問題:あなたが好きなスポーツについて、3文以上の英語で書きなさい。
この問題に対して、2通りの中学生の解答を見てみよう!
Aさんの解答
I like tennis very much.
And, I like soccer, too.
Bさんの解答
I like tenis very mach.
My favarit tenis player is Kei Nishikori.

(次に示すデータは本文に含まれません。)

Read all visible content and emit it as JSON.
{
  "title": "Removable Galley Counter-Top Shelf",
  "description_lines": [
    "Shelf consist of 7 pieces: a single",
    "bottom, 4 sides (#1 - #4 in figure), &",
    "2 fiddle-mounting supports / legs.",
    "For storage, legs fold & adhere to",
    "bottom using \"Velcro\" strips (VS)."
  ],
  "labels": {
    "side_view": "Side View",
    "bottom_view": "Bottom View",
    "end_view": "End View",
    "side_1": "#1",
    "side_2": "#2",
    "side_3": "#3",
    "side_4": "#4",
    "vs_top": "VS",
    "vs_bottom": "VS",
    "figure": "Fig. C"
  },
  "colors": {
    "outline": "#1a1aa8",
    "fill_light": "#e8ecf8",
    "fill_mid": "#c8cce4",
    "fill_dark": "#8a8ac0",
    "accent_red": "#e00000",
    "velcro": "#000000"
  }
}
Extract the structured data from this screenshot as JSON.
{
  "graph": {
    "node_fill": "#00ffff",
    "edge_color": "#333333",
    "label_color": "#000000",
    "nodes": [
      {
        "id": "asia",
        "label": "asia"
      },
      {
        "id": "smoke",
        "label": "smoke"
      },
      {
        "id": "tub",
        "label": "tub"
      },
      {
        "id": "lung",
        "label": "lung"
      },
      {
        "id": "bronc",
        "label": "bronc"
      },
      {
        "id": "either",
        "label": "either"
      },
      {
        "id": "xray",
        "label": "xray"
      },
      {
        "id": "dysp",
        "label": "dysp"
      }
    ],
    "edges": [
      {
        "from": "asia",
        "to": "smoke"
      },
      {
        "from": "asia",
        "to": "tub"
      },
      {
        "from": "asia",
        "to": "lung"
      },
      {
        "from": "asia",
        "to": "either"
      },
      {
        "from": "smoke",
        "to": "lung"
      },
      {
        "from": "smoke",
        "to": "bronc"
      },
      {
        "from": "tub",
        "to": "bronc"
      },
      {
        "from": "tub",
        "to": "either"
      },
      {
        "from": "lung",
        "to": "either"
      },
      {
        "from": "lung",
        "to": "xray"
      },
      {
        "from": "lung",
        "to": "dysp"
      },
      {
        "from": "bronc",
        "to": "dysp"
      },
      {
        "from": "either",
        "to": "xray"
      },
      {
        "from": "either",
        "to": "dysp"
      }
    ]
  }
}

Becouse he play tenis very well.
もし採点官があなただったら10点満点中、果たしてそれぞれの子に何点あげるだろうか。
Aさんの解答は、文法のミスが全くない。
Bさんの解答は、"tennis"や"much"などのスペルミスや、最後の行で3単現の"s"が抜けていたりなど、数えてみると、ミスが7個もある。
しかし、内容を見てみるとどうだろうか。
Aさんの解答は好きなスポーツについて、箇条書きで3つ書いてくれた。それぞれの文につながりは全くない。
Bさんの解答はスペルミスはあるものの、ちゃんと主張があって、それに対して情報を付け加え、さらに理由まで述べようとしてくれた。
もし、採点基準、採点方法が昔通りだったら、Aさんは10点満点で、Bさんは減点方式で3点くらいだろう。
でも、今は違う。
そんな、文法・知識中心型の英語からは脱却しようとしている。
現在の評価基準は、
○文章に「つながり・まとまり」があるか。
○コミュニケーション上、支障がないか。
というような、英語を「知識としての英語」ではなく、「言語としての英語」が求められている。
上のような評価基準で採点すると、Aさんの解答はつながりのあまりない箇条書きスタイルで、コミュニケーションとはとてもじゃないけど、言いづらい。
それに対してBさんの解答はスペルミスのせいで、やや支障があるかもしれないけれど、自分の考えを論理的に説明しようとしている。
そうなってくると、Aさんは4点、Bさんは8点くらいにはなるらしい。
これは極端な例かもしれないけど、この採点方法はいい傾向だと思う。
というか、"そう"であってほしい。
文科省の調査によると、現在でも、冒頭の問題を中学生にやらせてみると、大半はAさんのような解答を作るらしい。
一体、英語を教えて、「どんなことを子どもたちにできるようになってもらいたいか」を考えれば、おれらがどうすればいいか、おのずと答えは出てくるだろうな。